San Marcos,
15
May
2019
|
11:18 AM
America/Los_Angeles

First Ethnic Studies Graduate Left Her Mark

By Brian Hiro

In the first commencement ceremony for Cal State San Marcos’ College of Humanities, Arts, Behavioral and Social Sciences on Friday morning, there will be 212 graduates receiving a bachelor’s degree in communication.

There will be 115 who earn a degree in liberal studies, 108 in literature and writing studies.

And there will be a single graduate crossing the stage and being handed a degree in Ethnic Studies.

Daniela Carreon is the first person to graduate in the discipline of Ethnic Studies, which has been a minor at CSUSM since at least 2001 but which was officially approved as a major by the California State University chancellor’s office in December 2017.

“It’s an amazing feeling, but I don’t want to say I’m the first because I don’t like the title of it,” Daniela said. “I wish someone else was graduating with me, but I hope that next year or the following year there are going to be more and more and more. It’s really amazing to see that in the short amount of time since the major was established, there already is a graduate. It shows that there’s a want and a need for this to be here at Cal State San Marcos.”

CSUSM would still be waiting for its initial Ethnic Studies graduate if it weren’t for the diligence and passion displayed by Daniela. She declared a minor in the subject during her first semester at the university in fall 2014, and after some uncertainty at the outset, she settled on social sciences as her major, with a primary focus on sociology. She was excited when she discovered in spring 2017 that Ethnic Studies would soon be offered as a major, but she wasn’t able to declare it until last fall.

In the interim period, Daniela was forced to play a major game of catch-up on the courses that would be required in her new discipline. She began taking five or six classes per semester, supplemented by summer coursework at Palomar College, in order to check the boxes necessary to fulfill her goal of graduating in five years as a double major in Ethnic Studies and social sciences.

“I am elated to see Daniela graduate this spring, as I am sure are all of those faculty who have worked to see the B.A. in Ethnic Studies become a reality,” said Laurette McGuire, the program director. “Daniela has been a leader in Ethnic Studies since she declared the major. She reflects the values and dedication that is respective of Ethnic Studies’ roots in student movements of the late 1960s that emerged from student and community members’ demands for academic programs that reflect the experiences and histories of people of color.”

This spring, while many of her fellow graduates were winding down, Daniela took seven classes, including an independent study course with sociology professor Marisol Clark-Ibanez that involved students embedding themselves in local high schools to do ethnographic research on the experiences of undocumented students and the school personnel who work with them. She also completed a master’s-level course to get a head start on the master’s program in sociological practice that she will begin at CSUSM this fall.

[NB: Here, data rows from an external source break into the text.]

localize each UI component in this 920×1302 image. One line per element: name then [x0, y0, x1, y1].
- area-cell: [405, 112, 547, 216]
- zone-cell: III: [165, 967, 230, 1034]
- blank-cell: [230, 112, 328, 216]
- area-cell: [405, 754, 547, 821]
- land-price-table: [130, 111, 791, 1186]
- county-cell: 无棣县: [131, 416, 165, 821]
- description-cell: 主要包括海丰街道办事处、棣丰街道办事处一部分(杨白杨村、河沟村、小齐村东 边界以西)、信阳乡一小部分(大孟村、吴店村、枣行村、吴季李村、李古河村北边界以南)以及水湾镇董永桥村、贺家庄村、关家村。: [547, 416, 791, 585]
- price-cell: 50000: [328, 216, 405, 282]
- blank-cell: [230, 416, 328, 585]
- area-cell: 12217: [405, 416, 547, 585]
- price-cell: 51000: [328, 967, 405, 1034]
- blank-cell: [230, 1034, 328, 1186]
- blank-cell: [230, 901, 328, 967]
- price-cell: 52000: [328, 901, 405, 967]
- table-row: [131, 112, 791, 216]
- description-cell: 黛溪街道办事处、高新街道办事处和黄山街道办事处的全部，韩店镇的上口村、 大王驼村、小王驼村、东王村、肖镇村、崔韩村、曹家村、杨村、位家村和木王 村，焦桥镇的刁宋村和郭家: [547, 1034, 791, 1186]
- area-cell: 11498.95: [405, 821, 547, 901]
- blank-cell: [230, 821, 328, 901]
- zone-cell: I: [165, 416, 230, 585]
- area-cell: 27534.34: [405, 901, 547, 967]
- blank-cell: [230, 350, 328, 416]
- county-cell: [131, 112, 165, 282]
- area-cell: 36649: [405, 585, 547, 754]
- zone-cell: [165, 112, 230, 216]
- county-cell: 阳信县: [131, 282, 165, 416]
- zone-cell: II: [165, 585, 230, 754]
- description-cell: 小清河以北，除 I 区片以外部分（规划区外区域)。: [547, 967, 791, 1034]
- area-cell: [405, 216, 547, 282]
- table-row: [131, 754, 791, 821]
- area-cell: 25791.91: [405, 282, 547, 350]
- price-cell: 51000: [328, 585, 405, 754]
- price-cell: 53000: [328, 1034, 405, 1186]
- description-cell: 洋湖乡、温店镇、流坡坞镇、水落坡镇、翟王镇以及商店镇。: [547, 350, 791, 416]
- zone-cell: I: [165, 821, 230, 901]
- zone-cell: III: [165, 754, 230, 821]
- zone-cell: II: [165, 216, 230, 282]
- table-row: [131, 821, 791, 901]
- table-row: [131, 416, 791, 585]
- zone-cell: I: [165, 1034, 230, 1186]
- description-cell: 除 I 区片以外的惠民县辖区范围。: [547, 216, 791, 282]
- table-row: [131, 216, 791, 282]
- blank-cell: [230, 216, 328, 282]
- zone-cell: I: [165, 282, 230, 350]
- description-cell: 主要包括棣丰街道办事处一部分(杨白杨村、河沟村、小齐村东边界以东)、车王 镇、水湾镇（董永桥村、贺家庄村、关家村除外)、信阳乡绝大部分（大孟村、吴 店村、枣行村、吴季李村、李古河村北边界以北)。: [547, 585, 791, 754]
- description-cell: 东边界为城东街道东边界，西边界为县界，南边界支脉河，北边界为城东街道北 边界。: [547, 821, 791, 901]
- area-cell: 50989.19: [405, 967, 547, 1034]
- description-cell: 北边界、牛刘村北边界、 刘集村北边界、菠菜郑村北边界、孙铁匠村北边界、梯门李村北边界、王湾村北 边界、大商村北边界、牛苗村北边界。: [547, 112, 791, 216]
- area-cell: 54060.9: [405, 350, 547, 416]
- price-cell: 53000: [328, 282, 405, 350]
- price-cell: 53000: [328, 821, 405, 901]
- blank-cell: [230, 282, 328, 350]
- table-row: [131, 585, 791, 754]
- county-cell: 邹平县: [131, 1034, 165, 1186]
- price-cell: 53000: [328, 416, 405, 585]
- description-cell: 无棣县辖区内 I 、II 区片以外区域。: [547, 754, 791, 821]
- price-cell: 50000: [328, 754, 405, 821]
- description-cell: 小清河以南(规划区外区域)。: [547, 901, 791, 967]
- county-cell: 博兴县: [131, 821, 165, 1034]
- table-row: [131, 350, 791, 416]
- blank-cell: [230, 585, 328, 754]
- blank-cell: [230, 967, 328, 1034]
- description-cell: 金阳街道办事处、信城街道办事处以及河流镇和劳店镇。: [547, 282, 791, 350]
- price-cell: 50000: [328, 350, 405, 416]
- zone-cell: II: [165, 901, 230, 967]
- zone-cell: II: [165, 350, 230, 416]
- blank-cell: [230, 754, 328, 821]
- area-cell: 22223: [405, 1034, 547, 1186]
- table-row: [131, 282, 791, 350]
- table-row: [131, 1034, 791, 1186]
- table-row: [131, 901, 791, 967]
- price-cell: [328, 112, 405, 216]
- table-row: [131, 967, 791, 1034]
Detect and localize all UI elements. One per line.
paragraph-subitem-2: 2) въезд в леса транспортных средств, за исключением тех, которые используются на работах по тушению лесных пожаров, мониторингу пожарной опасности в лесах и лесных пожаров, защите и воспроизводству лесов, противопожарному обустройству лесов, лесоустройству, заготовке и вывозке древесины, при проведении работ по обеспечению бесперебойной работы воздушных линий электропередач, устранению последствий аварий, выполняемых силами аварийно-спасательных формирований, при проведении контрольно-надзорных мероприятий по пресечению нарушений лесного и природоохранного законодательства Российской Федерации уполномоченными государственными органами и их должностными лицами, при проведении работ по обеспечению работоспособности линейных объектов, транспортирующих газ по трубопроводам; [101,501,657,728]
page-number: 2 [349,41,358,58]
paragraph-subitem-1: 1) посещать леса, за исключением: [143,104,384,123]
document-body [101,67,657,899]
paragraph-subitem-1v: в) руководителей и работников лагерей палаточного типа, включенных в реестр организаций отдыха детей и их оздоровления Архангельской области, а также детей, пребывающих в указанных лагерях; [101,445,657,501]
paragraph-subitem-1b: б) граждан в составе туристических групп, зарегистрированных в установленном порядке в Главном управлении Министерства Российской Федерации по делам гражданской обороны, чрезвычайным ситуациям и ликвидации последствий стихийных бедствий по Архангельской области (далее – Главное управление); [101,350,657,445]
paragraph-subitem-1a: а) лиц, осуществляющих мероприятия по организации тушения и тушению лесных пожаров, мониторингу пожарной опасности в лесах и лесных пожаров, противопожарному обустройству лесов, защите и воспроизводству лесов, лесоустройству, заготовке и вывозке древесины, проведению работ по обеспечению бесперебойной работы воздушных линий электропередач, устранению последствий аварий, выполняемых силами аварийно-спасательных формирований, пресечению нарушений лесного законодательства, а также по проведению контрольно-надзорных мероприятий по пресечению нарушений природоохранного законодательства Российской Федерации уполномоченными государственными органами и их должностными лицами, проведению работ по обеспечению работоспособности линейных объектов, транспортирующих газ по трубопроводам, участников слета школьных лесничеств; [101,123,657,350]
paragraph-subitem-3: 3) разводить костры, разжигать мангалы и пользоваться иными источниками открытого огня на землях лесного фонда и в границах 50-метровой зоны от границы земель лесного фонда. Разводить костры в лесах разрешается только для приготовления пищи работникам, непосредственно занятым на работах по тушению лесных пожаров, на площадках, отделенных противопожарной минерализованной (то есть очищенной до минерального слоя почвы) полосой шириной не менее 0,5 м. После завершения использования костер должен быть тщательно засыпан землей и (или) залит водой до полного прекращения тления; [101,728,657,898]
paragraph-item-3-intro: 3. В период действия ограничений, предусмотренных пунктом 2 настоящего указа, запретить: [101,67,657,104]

As if that weren’t enough on her plate, Daniela also worked 20 hours a week, her job duties split between the Cross-Cultural Center and the Dreamer Resource Office. To make it all possible, she generally stayed on campus Mondays through Thursdays from 8 a.m. to sometimes midnight or later, with Friday as a blessedly welcome day to rest, catch up on errands, or attend events related to her being awarded a Sally Casanova pre-doctoral fellowship through the CSU.

“Yeah, I’m here all the time,” Daniela said with a laugh. “I’m making my parking pass really worth it.”

She just completed her fourth year working at the Cross-Cultural Center, and Floyd Lai, the center’s director, has joked to her that she’ll be the answer to a trivia question: Who’s the only person to hold every job in the office?

“This last year we created a position because I didn’t want to lose her,” Lai said. “We made her a lead specialist because she has that much experience, with the charge of helping to grow our volunteer program. She did that pretty flawlessly and was such a benefit to our growth and visibility.”

Daniela had scant exposure to the ethos behind Ethnic Studies until she reached CSUSM. A first-generation college student from Escondido (her two older sisters also attended CSU schools), she went to elementary, middle and high school in Encinitas as an inter-district transfer. She recalls being in a tiny minority of Latina students at La Costa Canyon High, and it wasn’t until she started taking sociology and Ethnic Studies classes in college that she learned the language to describe her experience – terms like microaggression and covert and overt racism.

“When I came here, it was culture shock, like ‘There are people of color in my classes, I’m not the only one,’ ” Daniela said. “It felt welcoming. I felt so at ease that I didn’t have to be the voice and could just blend in.”

She said she’s proud to be the first graduate in a degree program that has been almost 15 years in the making, and she plans to pursue a Ph.D. at one of the few universities that feature a doctorate specifically in Ethnic Studies, with an aspiration of becoming a professor in the field, possibly even at CSUSM.

On her cap at commencement, Daniela will display a slightly modified version of a quote by famous African-American novelist James Baldwin that has inspired her: “The place in which we fit will not exist until we make it.”

“To me, Ethnic Studies means that we have carved a space in academia where people of color or marginalized communities weren’t meant to be,” she said. “I always remind myself that others came before me who paved the way, who have been in hunger strikes, in protests, who have been arrested or beaten for me to be here. I remind myself that.”